OCCHI PUNTATI SU...Prandelli e la "debolezza" dei nervi distesi
Paradossalmente per Cesare Prandelli questo è il momento della stagione più difficile da gestire. C’è un detto popolare che parla di una “vecchia” e di un “bisognino” che la fa trottare e mai come questa volta il paragone ci sembra indicato per fotografare la Fiorentina 2006-2007; la vecchia è evidentemente la squadra viola, incanutita da sofferenze di ogni genere ed ingiustizie perpetrate senza pietà, per di più ricurva sotto il peso di una penalizzazione che a settembre era di – 19 e solo dopo pochi mesi è diventata di -15 (sempre però un fardello considerevole). Il bisognino era l’istinto di sopravvivenza, quell’afflato che la teneva in vita e la spingeva ad andare oltre ogni limite, sicuramente oltre le proprie possibilità; e la Fiorentina ha trottato, trottato, recuperando velocemente tutti gli avversari, guadagnando punti e la stima incondizionata dei propri tifosi, senza mai lamentarsi ma anzi, professando quell’umiltà necessaria per non accorgersi dell’impresa che si andava compiendo.
Tutto questo fino a domenica scorsa: contro il Siena la squadra viola ha mostrato la corda, ma ha vinto, soffrendo come non mai sotto un sole impietoso, ma portando a termine il traguardo che tutti le chiedevamo ad inizio stagione…la salvezza. Ebbene si, la Fiorentina da domenica scorsa, vincendo il derby toscano con il Siena è salva matematicamente. Ed ecco che la vecchia, dopo aver tanto trottato, spinta da quel maledetto bisognino, si sente di colpo in diritto di rallentare, se non proprio fermarsi, almeno rilassarsi quello si, per evitare il collasso. Il problema è che mancano ancora sette partite alla fine e la prima di queste, ieri sera a Parma, ci indica chiaramente che i nervi distesi di una squadra che ha raggiunto il proprio traguardo (che adesso sembra minimo ma che in partenza sembrava irraggiungibile) possono trasformarsi in una sottile forma di debolezza e non in un’auspicabile forza invincibile.
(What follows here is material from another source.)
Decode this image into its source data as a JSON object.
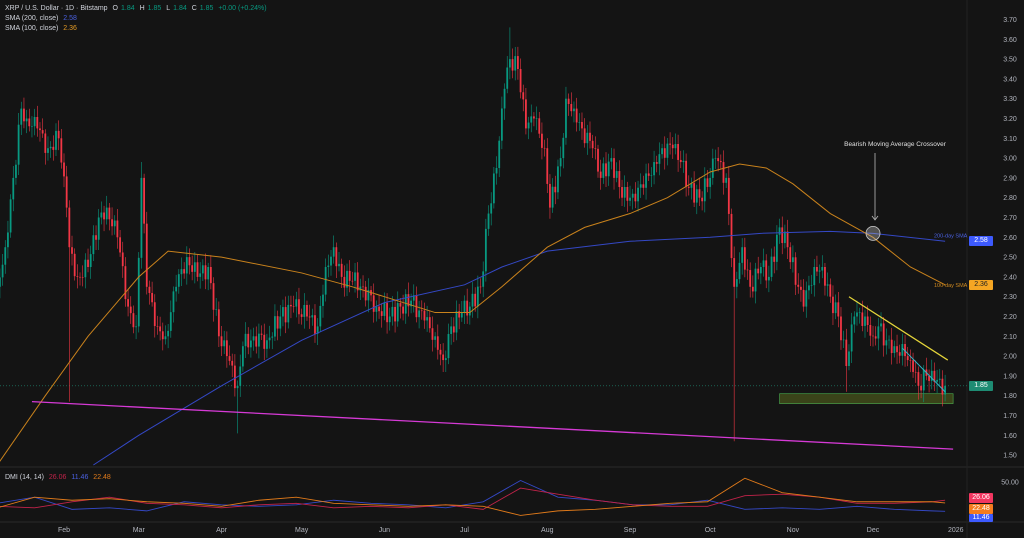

A questo punto entra in scena la figura di Prandelli, mister di grande sagacia tattica, umanità invidiabile, che adesso però si deve trasformare in fine psicologo per motivare un gruppo che si trova davanti ancora sei partite da disputare in apnea. Ci duole dirlo ma anche il tecnico di Orzinuovi, al Tardini, ci è sembrato in una certa confusione post-rilassatezza: dapprima l’esperimento Kuzmanovic, gettato nella mischia con appena mezz’ora nelle gambe in un Fiorentina – Torino di qualche mese fa; poi la girandola dei cambi con l’innesto di quattro punte nella speranza (vana) di raddrizzare un risultato ormai compromesso; gran finale poi con le dichiarazioni in sala stampa dove ha candidamente ammesso che la Fiorentina è in debito d’ossigeno, in precarie condizioni fisiche (“siamo in emergenza e contati”…a parte gli infortunati storici Santana e Donadel, il mister ha indicato come precari anche Liverani, Pazienza oltre un Toni chiaramente svuotato e forse mentalmente “distratto” n.d.r), e prostrata da una stagione vissuta con la “forza dei nervi contratti”. E allora il ritiro natalizio di Marbella che doveva dare linfa vitale fino a fine stagione? E una squadra complessivamente giovane che non avrebbe dovuto subire le alte temperature in virtù di una freschezza atletica superiore alla media? E il parco giovani messo a disposizione da Corvino a Prandelli, ricambi “ideali” per far riposare i titolari evidentemente spossati da una stagione massacrante?
A nostro parere quindi il problema è solo mentale e si riassume fondamentalmente nella mancanza di un obiettivo immediato; salvezza raggiunta dicevamo, Champions League irraggiungibile (e chi li prende Lazio e Milan?) e qualificazione UEFA ampiamente alla portata, anche se c’è l’Udinese da tenere d’occhio. Questo in definitiva il compito di Prandelli: inventarsi sei buoni motivi per affrontare le sei partite restanti senza cedere alla “debolezza” dei nervi distesi, quelli che hanno sconfitto, prima del Parma e di Giuseppe Rossi, la Fiorentina molle e irriconoscibile del Tardini.